Enfin, les effets reprotoxiques des faibles doses de RI ne font pas l'objet de résultats probants [1]. L'extrapolation des données des rescapés des bombardements américains (forte dose en une fraction de seconde) aux expositions professionnelles (faibles doses, renouvelées et étalées) est limitée [15]. Face à l'inquiétude des femmes exposées, l'utilisation d'outils standardisés, comme une fiche d'évaluation des effets potentiels liés à une exposition reprotoxique, est recommandée [1]. Le rôle du médecin du travail est de rassurer en s'appuyant sur le cadre réglementaire et les données établies, tout en maintenant une traçabilité des expositions pour les pathologies émergentes.
À retenir
- Les effets déterministes (cataracte) ont un seuil, mais un risque aux faibles doses est débattu (POR/10 mSv 1,04), avec une causalité non formellement établie.
- Le risque cardiovasculaire aux faibles doses (<2 Gy) est un domaine émergent, soutenu par l'étude INWORKS et des méta-analyses.
- L'effet des expositions protractées (0-100 mGy) sur la mortalité (cancer et non-cancer) reste incertain, avec des associations souvent positives mais non significatives.
- Les effets reprotoxiques aux faibles doses ne sont pas prouvés, nécessitant une approche pragmatique et standardisée face aux inquiétudes.
En pratique
- Ne pas utiliser le dosimètre thoracique sur le tablier plombé pour estimer la dose au cristallin ; privilégier une dosimétrie spécifiquement adaptée.
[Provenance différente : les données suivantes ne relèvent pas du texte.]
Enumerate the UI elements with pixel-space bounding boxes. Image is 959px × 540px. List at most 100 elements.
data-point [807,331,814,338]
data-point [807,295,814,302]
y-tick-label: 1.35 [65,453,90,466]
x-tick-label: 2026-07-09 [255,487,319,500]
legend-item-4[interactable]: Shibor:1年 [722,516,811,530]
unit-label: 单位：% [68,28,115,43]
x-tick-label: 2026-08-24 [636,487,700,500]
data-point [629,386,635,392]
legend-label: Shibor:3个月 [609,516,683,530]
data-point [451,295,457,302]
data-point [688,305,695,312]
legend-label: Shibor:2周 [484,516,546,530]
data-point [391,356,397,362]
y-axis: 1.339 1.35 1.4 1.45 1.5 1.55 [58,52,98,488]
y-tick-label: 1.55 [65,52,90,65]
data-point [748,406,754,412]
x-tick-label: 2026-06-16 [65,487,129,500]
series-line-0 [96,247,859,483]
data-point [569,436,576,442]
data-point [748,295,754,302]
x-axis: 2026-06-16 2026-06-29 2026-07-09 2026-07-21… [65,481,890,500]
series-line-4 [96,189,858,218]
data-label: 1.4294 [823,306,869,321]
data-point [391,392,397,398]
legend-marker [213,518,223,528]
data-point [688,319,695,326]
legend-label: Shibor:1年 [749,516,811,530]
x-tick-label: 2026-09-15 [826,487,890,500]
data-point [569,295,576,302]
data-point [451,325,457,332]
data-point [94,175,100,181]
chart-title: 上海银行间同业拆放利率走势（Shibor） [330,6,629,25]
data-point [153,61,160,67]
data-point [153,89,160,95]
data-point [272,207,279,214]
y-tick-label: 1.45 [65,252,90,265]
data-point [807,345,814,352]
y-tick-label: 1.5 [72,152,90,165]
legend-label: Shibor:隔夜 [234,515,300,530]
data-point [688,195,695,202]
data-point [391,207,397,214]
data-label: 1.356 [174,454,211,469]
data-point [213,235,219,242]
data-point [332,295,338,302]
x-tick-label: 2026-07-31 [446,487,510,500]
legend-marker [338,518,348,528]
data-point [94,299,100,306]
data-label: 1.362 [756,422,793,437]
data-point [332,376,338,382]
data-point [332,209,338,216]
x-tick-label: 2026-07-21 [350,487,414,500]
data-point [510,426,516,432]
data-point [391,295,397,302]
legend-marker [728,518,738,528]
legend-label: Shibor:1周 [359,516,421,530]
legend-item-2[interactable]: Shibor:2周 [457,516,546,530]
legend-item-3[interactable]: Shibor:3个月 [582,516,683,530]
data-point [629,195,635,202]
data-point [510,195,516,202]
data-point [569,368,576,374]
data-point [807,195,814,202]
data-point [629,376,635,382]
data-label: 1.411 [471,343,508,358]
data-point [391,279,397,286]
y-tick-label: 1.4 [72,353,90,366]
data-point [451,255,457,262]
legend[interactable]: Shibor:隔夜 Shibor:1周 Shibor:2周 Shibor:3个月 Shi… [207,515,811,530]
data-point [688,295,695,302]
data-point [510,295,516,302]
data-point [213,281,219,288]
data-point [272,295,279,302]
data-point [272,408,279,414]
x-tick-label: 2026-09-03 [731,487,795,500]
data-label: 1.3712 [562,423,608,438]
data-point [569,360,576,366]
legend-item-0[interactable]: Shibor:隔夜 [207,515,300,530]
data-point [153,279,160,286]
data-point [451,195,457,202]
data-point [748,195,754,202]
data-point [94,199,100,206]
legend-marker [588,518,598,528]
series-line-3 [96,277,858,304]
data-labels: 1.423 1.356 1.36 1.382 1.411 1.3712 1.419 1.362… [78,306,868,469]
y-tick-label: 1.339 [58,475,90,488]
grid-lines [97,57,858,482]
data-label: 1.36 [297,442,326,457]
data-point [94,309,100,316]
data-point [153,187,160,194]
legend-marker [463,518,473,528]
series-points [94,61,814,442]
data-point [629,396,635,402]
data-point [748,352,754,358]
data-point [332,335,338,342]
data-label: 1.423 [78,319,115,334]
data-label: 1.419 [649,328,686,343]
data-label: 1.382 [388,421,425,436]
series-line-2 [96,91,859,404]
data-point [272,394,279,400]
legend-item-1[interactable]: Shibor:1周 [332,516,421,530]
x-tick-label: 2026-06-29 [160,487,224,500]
- Évaluer le risque cardiovasculaire global du salarié en intégrant l'exposition aux RI comme un facteur émergent, sans le surévaluer face aux facteurs classiques.
- Utiliser une fiche d'évaluation des effets reprotoxiques pour répondre aux inquiétudes des femmes exposées, faute de preuves épidémiologiques probantes.
- Assurer une veille scientifique sur les effets non cancéreux (INWORKS, méta-analyses) pour distinguer les risques établis des hypothèses contestées et ne pas survendre le risque.